The desire to honor his ancestors is equally important to Hassen Ben Ayech, a 26-year-old former computer scientist. He founded the fledgling luxury brand Bardo with the clear purpose of reviving the traditional Tunisian crafts and heritage in an “era of turmoil and fear of environmental destruction, along with the decline of small cultural classes in the face of globalization ”.

The brand’s first collection evokes images from the famous Bardo palace in Tunis and the era of the rulers of the Tunisian monarchy was abolished in 1957.

“We wanted to go back to a time that was often overlooked and avoid clichés,” Ayech said. “We want to show that there is more to us than kaftan, (and to) delve deeper into our history and identity.”

In 2018, Riad Trabelsi relaunched its French-Tunisia brand BASSCOUTUR to demonstrate that sustainable fashion can be done on a broader scale.

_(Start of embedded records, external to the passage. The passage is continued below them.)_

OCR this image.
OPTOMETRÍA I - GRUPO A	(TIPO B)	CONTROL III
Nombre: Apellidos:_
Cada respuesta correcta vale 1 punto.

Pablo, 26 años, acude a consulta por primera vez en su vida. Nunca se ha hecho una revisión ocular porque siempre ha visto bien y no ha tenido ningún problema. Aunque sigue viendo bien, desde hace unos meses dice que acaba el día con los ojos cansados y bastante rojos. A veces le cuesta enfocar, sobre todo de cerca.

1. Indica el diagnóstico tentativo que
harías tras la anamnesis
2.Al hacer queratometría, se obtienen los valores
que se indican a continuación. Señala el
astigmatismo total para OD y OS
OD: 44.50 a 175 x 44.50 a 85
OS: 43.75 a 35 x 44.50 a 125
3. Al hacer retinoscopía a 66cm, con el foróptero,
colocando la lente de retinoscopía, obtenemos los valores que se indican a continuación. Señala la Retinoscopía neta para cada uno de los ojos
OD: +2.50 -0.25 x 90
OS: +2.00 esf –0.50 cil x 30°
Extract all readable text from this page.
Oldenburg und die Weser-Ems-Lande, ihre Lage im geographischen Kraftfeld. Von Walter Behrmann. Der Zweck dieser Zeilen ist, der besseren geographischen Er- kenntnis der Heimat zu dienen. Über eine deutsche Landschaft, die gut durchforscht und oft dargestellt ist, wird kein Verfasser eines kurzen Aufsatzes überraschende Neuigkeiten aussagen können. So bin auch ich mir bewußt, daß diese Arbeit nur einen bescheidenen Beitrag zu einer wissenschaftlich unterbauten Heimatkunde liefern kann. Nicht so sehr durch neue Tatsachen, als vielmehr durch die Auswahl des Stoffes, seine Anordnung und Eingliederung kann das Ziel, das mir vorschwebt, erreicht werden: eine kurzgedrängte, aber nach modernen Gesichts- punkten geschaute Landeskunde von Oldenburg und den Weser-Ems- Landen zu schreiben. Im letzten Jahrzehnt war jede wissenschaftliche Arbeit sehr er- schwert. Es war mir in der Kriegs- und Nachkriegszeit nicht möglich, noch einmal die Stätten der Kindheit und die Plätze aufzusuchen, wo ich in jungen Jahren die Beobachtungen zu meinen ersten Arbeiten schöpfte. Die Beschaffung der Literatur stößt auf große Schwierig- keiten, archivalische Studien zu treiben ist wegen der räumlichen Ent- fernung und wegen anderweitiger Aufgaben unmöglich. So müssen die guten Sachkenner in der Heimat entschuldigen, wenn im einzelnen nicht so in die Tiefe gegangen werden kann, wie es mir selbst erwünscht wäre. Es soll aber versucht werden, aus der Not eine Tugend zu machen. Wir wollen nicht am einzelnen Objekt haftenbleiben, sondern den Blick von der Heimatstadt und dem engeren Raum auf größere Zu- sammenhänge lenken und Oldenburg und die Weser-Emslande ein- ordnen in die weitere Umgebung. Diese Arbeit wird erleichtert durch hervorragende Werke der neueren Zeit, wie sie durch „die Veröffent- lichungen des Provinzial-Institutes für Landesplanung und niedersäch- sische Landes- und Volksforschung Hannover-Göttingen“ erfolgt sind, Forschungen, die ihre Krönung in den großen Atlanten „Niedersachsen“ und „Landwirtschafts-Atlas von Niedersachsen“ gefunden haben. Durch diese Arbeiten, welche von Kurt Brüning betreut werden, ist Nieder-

The brand has a growing customer base in Japan and South Korea and will launch in Italy soon.

“We are seeing this concept become the norm. If it’s not sustainable, it’s not cool, ”said Trabelsi.

He feels his designs reflect the complexity of the modern Tunisian community: “My identity is complex – I have a Tunisian father, an Algerian mother, while I was born in France. I draw all my DNA from this incredible blend… I am constantly evolving, improving myself and my understanding of my Tunisian heritage every day. “

Sofia Guellaty, a Tunisian fashion journalist and founder of MILLE World, a prominent online platform for Arab youth culture, art and fashion, says the brands are “in use. tell stories about where they went to make their clothes stand out.

“Tunisia is exactly on the mood board: natural shape, organic materials, raw, beautiful. They are what the local and international markets want, ”she said.

Guellaty notes that most Tunisians, still excited by the novelty of fast fashion brands that have only begun to be locally available in the past decade – have no sense of the environment. However, she noticed that many young Tunisians embraced their cultural identity and switched to local brands.

Ayech said Tunisia’s still growing textile industry shows hope for those caught up in the country’s ongoing economic crisis, exacerbated by the coronavirus epidemic.

“The industry maintains families with stable incomes even in remote areas and has no access to higher education,” he said. Businesses that strike a balance between ethical industrial activities and community-based craft skills give Tunisia the “hope for a better tomorrow”.